Tusla, the Child and Family Agency, is the statutory body with responsibility for child protection in Ireland. If I, or my officials, become aware of a situation in which a child is at risk, this information is communicated to Tusla as a matter of urgency.
If a child appears to be at risk of harm or neglect, concerns should be reported to Tusla. Anyone can report a concern about a child to Tusla, and information on how to do so is available on the Tusla website. If a child is at immediate risk or in danger, the Gardaí should be alerted without delay.
Tusla act immediately on notification of an immediate risk to a child. Tusla, when alerted to a child at immediate risk, for instance a young child left alone at home or abandoned, will contact AGS if the child needs to be removed from that situation.
Gardaí have specific powers under Section 12 of the Child Care Act to remove a child from a situation of danger, and under Section 13 of to deliver that child into the custody of Tusla. Tusla will at that point carry out an assessment to determine the child's needs. This may in some cases include applying for an Emergency Care Order. In all cases, a plan will be put in place to ensure that the child is safe from harm.

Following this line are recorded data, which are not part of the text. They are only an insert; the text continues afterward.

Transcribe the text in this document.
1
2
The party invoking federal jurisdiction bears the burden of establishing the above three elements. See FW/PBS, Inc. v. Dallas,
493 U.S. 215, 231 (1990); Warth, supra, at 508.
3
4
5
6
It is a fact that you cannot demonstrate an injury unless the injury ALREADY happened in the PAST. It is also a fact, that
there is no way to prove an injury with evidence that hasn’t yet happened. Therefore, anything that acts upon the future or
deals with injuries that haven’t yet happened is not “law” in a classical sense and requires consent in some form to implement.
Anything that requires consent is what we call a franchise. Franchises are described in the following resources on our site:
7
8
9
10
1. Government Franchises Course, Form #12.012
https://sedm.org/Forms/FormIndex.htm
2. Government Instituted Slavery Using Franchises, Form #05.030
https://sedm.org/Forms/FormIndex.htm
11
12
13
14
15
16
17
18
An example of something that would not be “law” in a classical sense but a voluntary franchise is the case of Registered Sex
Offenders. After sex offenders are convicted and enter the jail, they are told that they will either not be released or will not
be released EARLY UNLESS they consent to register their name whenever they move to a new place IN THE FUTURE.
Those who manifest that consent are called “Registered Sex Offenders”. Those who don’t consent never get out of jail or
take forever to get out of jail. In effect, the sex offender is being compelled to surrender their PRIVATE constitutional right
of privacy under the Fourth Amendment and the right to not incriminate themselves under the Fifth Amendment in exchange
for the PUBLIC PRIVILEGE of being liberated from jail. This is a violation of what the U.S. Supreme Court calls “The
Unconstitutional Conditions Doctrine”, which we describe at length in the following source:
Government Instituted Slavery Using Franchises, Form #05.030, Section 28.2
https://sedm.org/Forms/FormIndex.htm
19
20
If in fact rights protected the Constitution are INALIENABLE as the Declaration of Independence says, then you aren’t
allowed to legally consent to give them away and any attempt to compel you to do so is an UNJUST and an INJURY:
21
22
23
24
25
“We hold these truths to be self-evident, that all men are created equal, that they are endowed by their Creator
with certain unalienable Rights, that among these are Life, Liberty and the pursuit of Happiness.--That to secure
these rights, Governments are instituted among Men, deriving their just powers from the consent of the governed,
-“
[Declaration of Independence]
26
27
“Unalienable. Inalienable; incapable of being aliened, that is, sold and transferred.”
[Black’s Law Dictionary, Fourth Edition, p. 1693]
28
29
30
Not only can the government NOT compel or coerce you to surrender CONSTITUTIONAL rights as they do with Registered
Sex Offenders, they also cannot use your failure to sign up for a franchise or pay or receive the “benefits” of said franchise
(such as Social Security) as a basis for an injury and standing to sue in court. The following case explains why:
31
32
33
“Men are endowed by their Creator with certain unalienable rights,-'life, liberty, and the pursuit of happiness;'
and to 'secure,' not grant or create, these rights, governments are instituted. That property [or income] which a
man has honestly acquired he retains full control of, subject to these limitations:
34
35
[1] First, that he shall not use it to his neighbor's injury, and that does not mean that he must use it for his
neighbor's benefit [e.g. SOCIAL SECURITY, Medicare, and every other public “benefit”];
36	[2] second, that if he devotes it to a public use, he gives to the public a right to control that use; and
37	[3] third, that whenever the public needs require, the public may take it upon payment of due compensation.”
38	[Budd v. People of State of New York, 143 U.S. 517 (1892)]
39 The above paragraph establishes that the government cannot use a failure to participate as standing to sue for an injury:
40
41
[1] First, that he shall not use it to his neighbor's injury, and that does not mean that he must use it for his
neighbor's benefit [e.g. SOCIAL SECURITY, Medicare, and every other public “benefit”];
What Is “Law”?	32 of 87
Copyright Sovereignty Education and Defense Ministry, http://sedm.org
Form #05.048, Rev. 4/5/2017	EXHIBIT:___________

All foster care services and statutory residential centres are subject to inspection by the Health Information Quality Authority (HIQA). Private and voluntary residential centres are inspected by Tusla against National Standards. Inspection reports of children's residential centres, fostering services and child protection services are also reviewed and analysed by my officials. The overview of these reports provides me with a level of assurance on the overall capacity of Tusla to identify and provide services to families and children who are at risk.
Tusla also has a dedicated Quality Assurance Team. This team produces monthly, quarterly and annual reports in respect of Tusla's functions, including detailed reporting on child safety and protection services. Tusla provides monthly, quarterly and annual information on children in care, their placement type, care status and allocation of social workers. Within my Department there is a Unit which scrutinises these reports and briefs me and senior officials on issues of note. The reports provide statistical evidence of improvements to child welfare and protection services and highlights challenges and areas where further improvement is required, such as the recruitment of additional social workers.
Officials from my Department meet Tusla management on a regular basis to review the level of service provision, including areas in need of improvement.